Contro il fumo arriva la proposta degli esperti, riuniti per la VI Conferenza Nazionale sulla BPCO «Quale futuro per i pazienti BPCO»: dedicare l’80% dello spazio disponibile sui pacchetti ai messaggi scoraggianti, ma senza insistere troppo sulle patologie, lasciando solo un 20% alla marca delle sigarette, mentre il logo scomparirebbe del tutto.
Cambiare la strategia di comunicazione potrebbe essere l’arma vincente per convincere le nuove generazioni a non fumare. Tuttavia, come spiega Stefano Centanni, presidente SIMER (Società italiana di medicina respiratoria) e Ordinario Malattie Respiratorie Università degli Studi di Milano:
la lotta contro le multinazionali è molto difficile, ma se si riuscisse potrebbe essere una svolta: annullare un marchio commerciale potrebbe determinare disaffezione.

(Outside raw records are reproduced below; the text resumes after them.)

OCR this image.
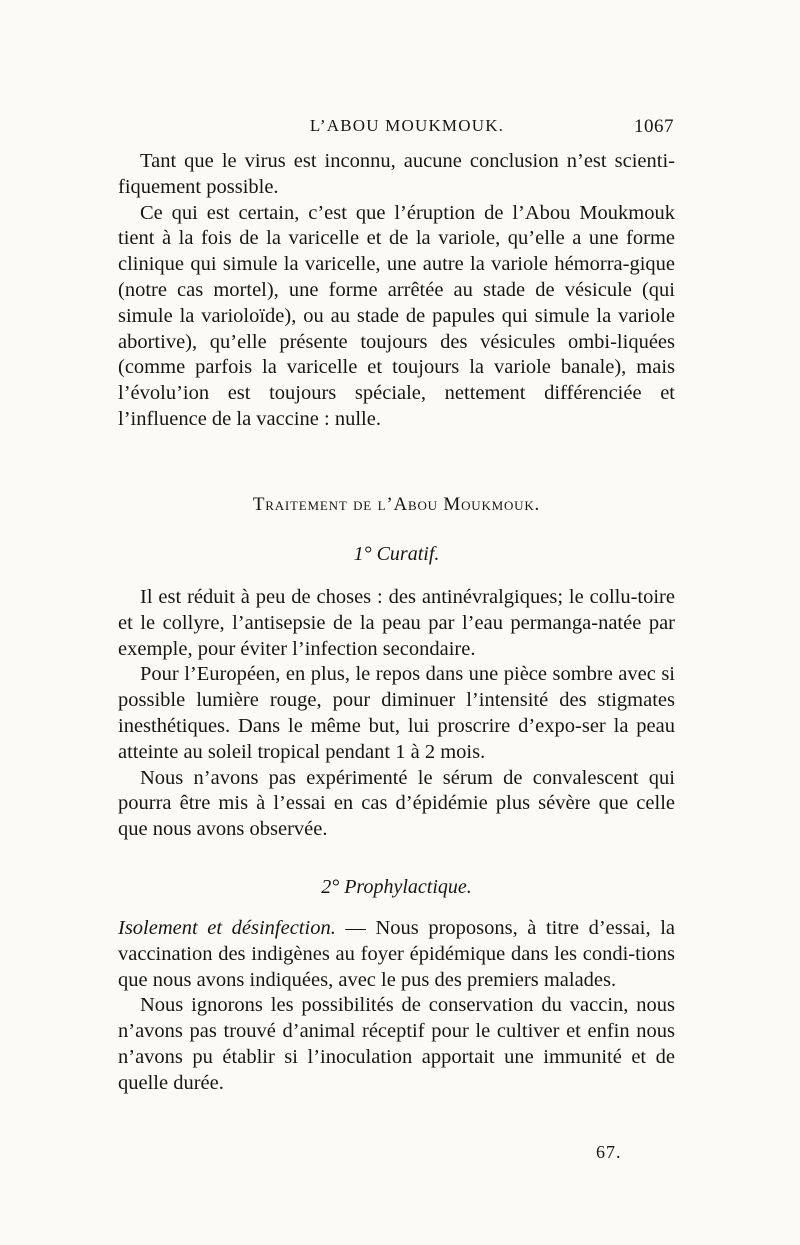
L’ABOU MOUKMOUK.	1067

Tant que le virus est inconnu, aucune conclusion n’est scienti-fiquement possible.

Ce qui est certain, c’est que l’éruption de l’Abou Moukmouk tient à la fois de la varicelle et de la variole, qu’elle a une forme clinique qui simule la varicelle, une autre la variole hémorra-gique (notre cas mortel), une forme arrêtée au stade de vésicule (qui simule la varioloïde), ou au stade de papules qui simule la variole abortive), qu’elle présente toujours des vésicules ombi-liquées (comme parfois la varicelle et toujours la variole banale), mais l’évolu’ion est toujours spéciale, nettement différenciée et l’influence de la vaccine : nulle.

Traitement de l’Abou Moukmouk.
1° Curatif.

Il est réduit à peu de choses : des antinévralgiques; le collu-toire et le collyre, l’antisepsie de la peau par l’eau permanga-natée par exemple, pour éviter l’infection secondaire.

Pour l’Européen, en plus, le repos dans une pièce sombre avec si possible lumière rouge, pour diminuer l’intensité des stigmates inesthétiques. Dans le même but, lui proscrire d’expo-ser la peau atteinte au soleil tropical pendant 1 à 2 mois.

Nous n’avons pas expérimenté le sérum de convalescent qui pourra être mis à l’essai en cas d’épidémie plus sévère que celle que nous avons observée.

2° Prophylactique.

Isolement et désinfection. — Nous proposons, à titre d’essai, la vaccination des indigènes au foyer épidémique dans les condi-tions que nous avons indiquées, avec le pus des premiers malades.

Nous ignorons les possibilités de conservation du vaccin, nous n’avons pas trouvé d’animal réceptif pour le cultiver et enfin nous n’avons pu établir si l’inoculation apportait une immunité et de quelle durée.

67.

Il fumo, infatti, è tra i principali fattori di rischio della BPCO, la broncopneumopatia cronica ostruttiva è una malattia polmonare progressiva, solo parzialmente reversibile con opportuni trattamenti farmacologici, E anche il fumo passivo può favorire l’insorgenza di questa patologia. Nonostante le avvertenze sui pacchetti, 12 milioni di persone fumano ben 70 miliardi di sigarette l’anno. Se consideriamo che in Italia, il fumo uccide oltre 70 milioni di persone ogni anno, di cui 20 mila solo per tumore al polmone, è legittimo pensare che i tentativi di persuasione finora messi in atto per tentare di arginare il fenomeno non funzionano come dovrebbero.

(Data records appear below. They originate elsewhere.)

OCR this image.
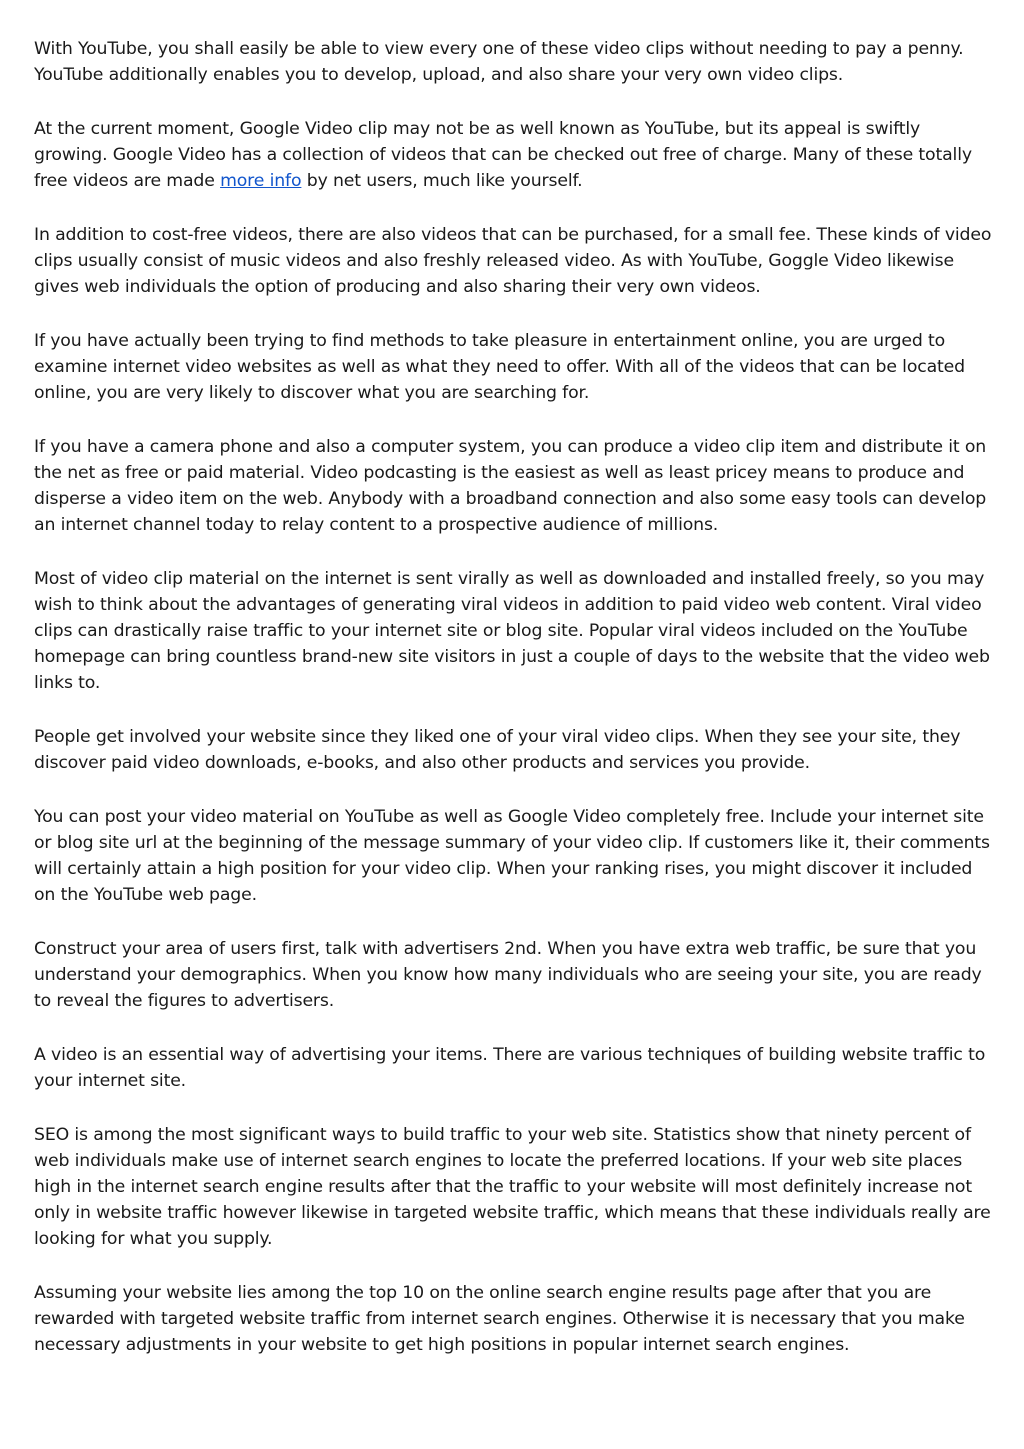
With YouTube, you shall easily be able to view every one of these video clips without needing to pay a penny. YouTube additionally enables you to develop, upload, and also share your very own video clips.

At the current moment, Google Video clip may not be as well known as YouTube, but its appeal is swiftly growing. Google Video has a collection of videos that can be checked out free of charge. Many of these totally free videos are made more info by net users, much like yourself.

In addition to cost-free videos, there are also videos that can be purchased, for a small fee. These kinds of video clips usually consist of music videos and also freshly released video. As with YouTube, Goggle Video likewise gives web individuals the option of producing and also sharing their very own videos.

If you have actually been trying to find methods to take pleasure in entertainment online, you are urged to examine internet video websites as well as what they need to offer. With all of the videos that can be located online, you are very likely to discover what you are searching for.

If you have a camera phone and also a computer system, you can produce a video clip item and distribute it on the net as free or paid material. Video podcasting is the easiest as well as least pricey means to produce and disperse a video item on the web. Anybody with a broadband connection and also some easy tools can develop an internet channel today to relay content to a prospective audience of millions.

Most of video clip material on the internet is sent virally as well as downloaded and installed freely, so you may wish to think about the advantages of generating viral videos in addition to paid video web content. Viral video clips can drastically raise traffic to your internet site or blog site. Popular viral videos included on the YouTube homepage can bring countless brand-new site visitors in just a couple of days to the website that the video web links to.

People get involved your website since they liked one of your viral video clips. When they see your site, they discover paid video downloads, e-books, and also other products and services you provide.

You can post your video material on YouTube as well as Google Video completely free. Include your internet site or blog site url at the beginning of the message summary of your video clip. If customers like it, their comments will certainly attain a high position for your video clip. When your ranking rises, you might discover it included on the YouTube web page.

Construct your area of users first, talk with advertisers 2nd. When you have extra web traffic, be sure that you understand your demographics. When you know how many individuals who are seeing your site, you are ready to reveal the figures to advertisers.

A video is an essential way of advertising your items. There are various techniques of building website traffic to your internet site.

SEO is among the most significant ways to build traffic to your web site. Statistics show that ninety percent of web individuals make use of internet search engines to locate the preferred locations. If your web site places high in the internet search engine results after that the traffic to your website will most definitely increase not only in website traffic however likewise in targeted website traffic, which means that these individuals really are looking for what you supply.

Assuming your website lies among the top 10 on the online search engine results page after that you are rewarded with targeted website traffic from internet search engines. Otherwise it is necessary that you make necessary adjustments in your website to get high positions in popular internet search engines.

Inoltre, come sottolinea il professor Centanni, spaventare la gente con la minaccia di patologie mortali non serve a dissuadere dal vizio del fumo, come dimostra del resto il fallimento delle strategie di comunicazione fino ad oggi utilizzate. Al contrario, potrebbe essere più efficace richiamare l’attenzione su altri effetti legati al fumo come l’alito cattivo, i denti che diventano gialli, i capelli opachi, e la pelle spenta, il calo della libido.